大概翻译一下,CFS已经没有时间片的概念了,所以不要参考《深入理解Linux内核(第三版)》,书本内容已经过时。
=============
CFS Scheduler CFS调度器
=============
1. OVERVIEW 概略
CFS stands for "Completely Fair Scheduler," and is the new "desktop" process
scheduler implemented by Ingo Molnar and merged in Linux 2.6.23. It is the
replacement for the previous vanilla scheduler's SCHED_OTHER interactivity
code.
CFS的意思是“完全公平的调度器”,是Ingo Molnar创造的新的桌面进程调度工具,并在2.6.23
被合并到内核代码。它是用来替代之前的分时互动调度代码。
80% of CFS's design can be summed up in a single sentence: CFS basically models
an "ideal, precise multi-tasking CPU" on real hardware.
CFS中80%的设计可以总结成一句话:CFS是以真实的硬件为基本建模一个“理想的,精确
的多任务CPU”调度器。
"Ideal multi-tasking CPU" is a (non-existent :-)) CPU that has 100% physical
power and which can run each task at precise equal speed, in parallel, each at
1/nr_running speed. For example: if there are 2 tasks running, then it runs
each at 50% physical power --- i.e., actually in parallel.
“理想的多任务CPU”是有100%物理量并能保持一个精确的相等速度运行各个任务,平均
运行在1/nr_running速度上。举例:如果有2个任务在运行,那么CPU在每个任务上使用50%
的物理能力---也就是说,真正的平均。
On real hardware, we can run only a single task at once, so we have to
introduce the concept of "virtual runtime." The virtual runtime of a task
specifies when its next timeslice would start execution on the ideal
multi-tasking CPU described above. In practice, the virtual runtime of a task
is its actual runtime normalized to the total number of running tasks.

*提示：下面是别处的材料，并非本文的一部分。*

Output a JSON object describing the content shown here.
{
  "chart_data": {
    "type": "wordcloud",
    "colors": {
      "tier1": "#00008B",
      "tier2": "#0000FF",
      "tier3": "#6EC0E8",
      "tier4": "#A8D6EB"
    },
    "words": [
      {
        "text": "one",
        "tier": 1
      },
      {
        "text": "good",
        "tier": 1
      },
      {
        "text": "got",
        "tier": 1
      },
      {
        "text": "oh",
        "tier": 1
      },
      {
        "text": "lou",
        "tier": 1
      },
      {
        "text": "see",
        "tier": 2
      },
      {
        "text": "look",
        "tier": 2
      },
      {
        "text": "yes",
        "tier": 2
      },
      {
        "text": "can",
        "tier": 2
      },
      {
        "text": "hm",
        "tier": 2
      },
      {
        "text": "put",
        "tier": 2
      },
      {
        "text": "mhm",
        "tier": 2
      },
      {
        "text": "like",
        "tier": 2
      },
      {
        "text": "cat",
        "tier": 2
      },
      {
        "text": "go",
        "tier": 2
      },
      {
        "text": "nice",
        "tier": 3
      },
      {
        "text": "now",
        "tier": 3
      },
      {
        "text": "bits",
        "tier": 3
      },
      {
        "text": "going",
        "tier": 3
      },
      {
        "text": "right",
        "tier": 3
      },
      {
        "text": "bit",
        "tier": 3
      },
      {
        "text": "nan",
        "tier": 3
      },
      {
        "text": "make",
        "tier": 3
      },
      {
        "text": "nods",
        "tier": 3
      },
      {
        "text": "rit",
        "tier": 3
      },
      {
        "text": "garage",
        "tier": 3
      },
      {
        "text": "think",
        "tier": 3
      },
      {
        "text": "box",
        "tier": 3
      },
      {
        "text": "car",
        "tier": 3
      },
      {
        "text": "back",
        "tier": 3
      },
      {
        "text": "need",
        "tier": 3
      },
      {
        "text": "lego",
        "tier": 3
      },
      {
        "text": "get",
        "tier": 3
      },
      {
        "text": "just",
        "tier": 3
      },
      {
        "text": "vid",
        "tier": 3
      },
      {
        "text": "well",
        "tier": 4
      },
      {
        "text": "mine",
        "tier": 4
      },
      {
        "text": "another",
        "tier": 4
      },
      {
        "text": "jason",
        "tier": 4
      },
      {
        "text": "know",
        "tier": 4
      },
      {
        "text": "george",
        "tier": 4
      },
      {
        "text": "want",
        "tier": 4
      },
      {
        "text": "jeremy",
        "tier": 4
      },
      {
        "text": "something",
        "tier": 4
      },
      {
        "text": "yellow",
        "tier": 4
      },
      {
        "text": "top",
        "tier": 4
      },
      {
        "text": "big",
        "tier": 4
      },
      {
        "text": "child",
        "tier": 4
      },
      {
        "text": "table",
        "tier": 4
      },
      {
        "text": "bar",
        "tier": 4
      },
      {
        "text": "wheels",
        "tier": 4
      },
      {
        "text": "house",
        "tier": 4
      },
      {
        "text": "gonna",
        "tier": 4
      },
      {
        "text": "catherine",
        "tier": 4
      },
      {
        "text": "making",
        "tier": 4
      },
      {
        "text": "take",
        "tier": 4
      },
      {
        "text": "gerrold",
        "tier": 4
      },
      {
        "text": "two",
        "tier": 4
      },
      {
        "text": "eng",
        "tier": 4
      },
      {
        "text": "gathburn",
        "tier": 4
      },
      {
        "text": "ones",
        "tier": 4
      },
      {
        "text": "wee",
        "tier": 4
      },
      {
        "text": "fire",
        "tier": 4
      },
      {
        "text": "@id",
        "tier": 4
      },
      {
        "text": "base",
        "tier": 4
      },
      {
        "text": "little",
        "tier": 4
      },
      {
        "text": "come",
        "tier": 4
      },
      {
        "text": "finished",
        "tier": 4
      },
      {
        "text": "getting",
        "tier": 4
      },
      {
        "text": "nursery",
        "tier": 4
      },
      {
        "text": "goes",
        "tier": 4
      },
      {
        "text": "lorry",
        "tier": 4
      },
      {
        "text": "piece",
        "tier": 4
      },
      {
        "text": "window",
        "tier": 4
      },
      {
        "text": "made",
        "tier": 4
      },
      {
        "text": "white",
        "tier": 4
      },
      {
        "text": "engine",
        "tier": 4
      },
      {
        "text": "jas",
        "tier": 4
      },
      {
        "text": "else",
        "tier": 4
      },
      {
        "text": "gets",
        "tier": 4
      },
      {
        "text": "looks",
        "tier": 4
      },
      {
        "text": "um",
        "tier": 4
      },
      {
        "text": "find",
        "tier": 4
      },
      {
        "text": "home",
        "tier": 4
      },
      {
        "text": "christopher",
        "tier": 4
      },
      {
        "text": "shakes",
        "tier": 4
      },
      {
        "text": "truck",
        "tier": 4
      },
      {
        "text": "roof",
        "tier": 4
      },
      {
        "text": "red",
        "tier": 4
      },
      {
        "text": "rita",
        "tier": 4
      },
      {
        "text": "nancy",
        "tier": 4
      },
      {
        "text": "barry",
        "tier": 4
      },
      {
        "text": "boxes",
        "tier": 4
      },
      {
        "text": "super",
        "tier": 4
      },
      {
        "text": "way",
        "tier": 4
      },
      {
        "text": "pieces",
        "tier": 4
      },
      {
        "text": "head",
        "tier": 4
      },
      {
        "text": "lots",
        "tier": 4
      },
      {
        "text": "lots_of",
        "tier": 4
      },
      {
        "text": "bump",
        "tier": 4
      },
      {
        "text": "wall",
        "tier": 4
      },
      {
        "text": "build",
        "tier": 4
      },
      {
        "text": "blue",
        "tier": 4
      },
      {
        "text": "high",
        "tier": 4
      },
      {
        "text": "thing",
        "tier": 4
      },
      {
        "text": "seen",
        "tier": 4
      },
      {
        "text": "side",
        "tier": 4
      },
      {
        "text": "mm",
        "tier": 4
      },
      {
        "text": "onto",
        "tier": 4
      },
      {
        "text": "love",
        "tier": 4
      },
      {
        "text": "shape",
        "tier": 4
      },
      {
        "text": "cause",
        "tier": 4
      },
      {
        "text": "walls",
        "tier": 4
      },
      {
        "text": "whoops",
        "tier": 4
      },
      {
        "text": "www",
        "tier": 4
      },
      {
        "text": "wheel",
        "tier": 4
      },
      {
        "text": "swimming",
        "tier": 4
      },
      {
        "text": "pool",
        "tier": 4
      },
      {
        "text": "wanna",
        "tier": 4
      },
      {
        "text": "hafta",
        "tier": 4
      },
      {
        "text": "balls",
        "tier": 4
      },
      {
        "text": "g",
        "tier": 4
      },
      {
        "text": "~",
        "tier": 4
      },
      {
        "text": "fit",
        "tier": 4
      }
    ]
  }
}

在真实的硬件上,我们同一时间只能运行一个任务,所以我们必须引入“虚拟时间”这个概念。
一个任务的虚拟运行时间就是指它在上述理想的多任务CPU上执行的下一个时间片。实际上,
一个任务的虚拟时间是它在多任务系统中的实际运行时间的一种格式化。
2. FEW IMPLEMENTATION DETAILS 少量的细节
In CFS the virtual runtime is expressed and tracked via the per-task
p->se.vruntime (nanosec-unit) value. This way, it's possible to accurately
timestamp and measure the "expected CPU time" a task should have gotten.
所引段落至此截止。